Anne Sexton, 10 Jul 2009
For an author success comes with its own set of problems. If your previous novel is to adult readers what Harry Potter was to pre-teens, there’s an awful lot of expectations and hope riding on you as you sit down to pen your follow up. Such is the case with Carlos Ruiz Zafón. His first book for adults, The Shadow Of The Wind, wasn’t just a commercial success – his readers loved it and were more than a bit anxious for Zafón’s next instalment.

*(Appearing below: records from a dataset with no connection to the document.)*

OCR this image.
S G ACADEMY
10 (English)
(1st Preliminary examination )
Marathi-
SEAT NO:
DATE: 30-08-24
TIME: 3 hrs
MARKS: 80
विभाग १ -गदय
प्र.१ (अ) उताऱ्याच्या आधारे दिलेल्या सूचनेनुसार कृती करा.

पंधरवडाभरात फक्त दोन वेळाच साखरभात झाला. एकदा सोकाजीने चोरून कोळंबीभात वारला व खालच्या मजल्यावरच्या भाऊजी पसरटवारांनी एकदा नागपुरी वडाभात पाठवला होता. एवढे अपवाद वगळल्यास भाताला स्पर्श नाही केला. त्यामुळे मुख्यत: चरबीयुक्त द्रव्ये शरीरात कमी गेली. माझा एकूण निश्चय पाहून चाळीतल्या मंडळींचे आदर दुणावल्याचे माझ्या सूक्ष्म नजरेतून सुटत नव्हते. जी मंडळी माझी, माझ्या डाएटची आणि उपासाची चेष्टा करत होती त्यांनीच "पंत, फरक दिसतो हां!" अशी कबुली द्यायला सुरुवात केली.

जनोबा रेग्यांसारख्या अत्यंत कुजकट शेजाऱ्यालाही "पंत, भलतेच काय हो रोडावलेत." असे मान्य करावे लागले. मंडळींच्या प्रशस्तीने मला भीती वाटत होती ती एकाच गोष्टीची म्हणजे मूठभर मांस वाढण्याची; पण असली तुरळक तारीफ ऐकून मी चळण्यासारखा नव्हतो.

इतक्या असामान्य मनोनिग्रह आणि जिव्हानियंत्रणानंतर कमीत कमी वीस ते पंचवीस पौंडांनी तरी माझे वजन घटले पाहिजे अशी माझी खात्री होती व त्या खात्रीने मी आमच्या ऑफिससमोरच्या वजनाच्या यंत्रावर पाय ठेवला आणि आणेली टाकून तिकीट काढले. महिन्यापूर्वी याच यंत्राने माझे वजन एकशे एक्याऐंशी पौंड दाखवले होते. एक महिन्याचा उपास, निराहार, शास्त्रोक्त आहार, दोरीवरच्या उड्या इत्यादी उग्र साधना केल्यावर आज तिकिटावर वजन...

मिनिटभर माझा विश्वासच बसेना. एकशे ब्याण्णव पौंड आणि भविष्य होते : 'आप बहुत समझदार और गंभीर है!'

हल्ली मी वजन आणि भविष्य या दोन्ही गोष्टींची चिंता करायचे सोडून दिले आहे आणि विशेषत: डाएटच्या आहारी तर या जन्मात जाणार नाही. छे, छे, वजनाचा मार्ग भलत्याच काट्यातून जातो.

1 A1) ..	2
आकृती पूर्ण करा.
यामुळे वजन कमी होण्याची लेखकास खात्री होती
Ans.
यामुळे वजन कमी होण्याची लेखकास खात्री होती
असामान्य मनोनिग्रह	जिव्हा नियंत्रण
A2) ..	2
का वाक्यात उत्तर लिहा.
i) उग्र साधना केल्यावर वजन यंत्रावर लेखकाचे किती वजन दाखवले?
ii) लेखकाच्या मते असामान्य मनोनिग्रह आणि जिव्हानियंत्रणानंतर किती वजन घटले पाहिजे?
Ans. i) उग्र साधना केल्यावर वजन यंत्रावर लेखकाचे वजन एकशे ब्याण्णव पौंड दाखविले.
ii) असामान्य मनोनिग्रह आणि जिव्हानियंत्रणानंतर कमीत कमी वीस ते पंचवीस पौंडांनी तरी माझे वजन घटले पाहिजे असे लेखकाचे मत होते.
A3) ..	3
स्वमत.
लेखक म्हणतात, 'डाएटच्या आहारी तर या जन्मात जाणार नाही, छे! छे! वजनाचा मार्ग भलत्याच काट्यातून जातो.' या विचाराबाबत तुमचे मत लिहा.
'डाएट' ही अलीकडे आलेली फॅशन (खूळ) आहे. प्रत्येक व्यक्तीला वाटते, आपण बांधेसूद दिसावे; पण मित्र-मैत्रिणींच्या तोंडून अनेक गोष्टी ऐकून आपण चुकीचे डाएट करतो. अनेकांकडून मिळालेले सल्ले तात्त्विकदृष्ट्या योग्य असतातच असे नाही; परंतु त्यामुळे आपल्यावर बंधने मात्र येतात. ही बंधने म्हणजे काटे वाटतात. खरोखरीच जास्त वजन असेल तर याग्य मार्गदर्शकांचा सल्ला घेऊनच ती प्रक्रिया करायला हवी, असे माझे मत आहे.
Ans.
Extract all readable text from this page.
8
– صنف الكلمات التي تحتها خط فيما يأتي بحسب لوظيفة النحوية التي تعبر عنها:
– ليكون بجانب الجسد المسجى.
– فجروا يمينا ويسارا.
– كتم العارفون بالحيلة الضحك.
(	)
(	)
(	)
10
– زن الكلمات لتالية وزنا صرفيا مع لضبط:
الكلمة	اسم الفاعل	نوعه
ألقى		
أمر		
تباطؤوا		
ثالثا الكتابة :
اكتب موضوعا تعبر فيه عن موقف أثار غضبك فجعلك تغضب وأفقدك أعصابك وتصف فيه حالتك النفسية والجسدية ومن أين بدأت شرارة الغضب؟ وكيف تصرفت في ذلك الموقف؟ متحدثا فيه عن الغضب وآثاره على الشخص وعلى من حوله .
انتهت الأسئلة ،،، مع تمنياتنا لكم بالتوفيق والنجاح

Writing the follow up, Zafón acknowledges that he felt the pressure, but he says, “Every time you finish a book, you feel pressure. You may be aware of the expectations but I think there’s a danger in trying to surrender to those, because then you’re condescending to the readers, trying to second-guess them. You have an idea of the story you want to tell, of the book you want to write, and you hope people enjoy it. Luckily working on a book is complicated enough so you forget about those things.”
Fortunately for his fans, The Angel’s Game doesn’t stray from the territory that made Shadow such a success. We’re back in the magic realist Barcelona of the Sampere & Sons bookshop and the Cemetery of Forgotten Books. Set in Spain in the 1920s The Angel’s Game is a sort of prequel to Shadow but, says Zafón, it’s not a companion piece.
“This is part of a cycle of four novels which are interconnected. They are not necessarily sequential stories, they are standalone stories, but they share some common threads and they all intersect at the Cemetery of Forgotten Books.”
Like Shadow, The Angel’s Game uses many different genres – gothic horror, magic realism, fable, romance and mystery to name a few.
“It is difficult to use many different registers and techniques trying to get them to work together, but that’s part of the challenge because these are books about storytelling, about books, about writing, about reading, about the very nature of the process of storytelling and it’s interesting to play with all these different elements. I think anything that deviates from the normal, from everyday things, trying to create a dream world that seems coherent and believable takes hard work and it’s complicated, but that’s part of what I find interesting about writing – trying to challenge yourself.”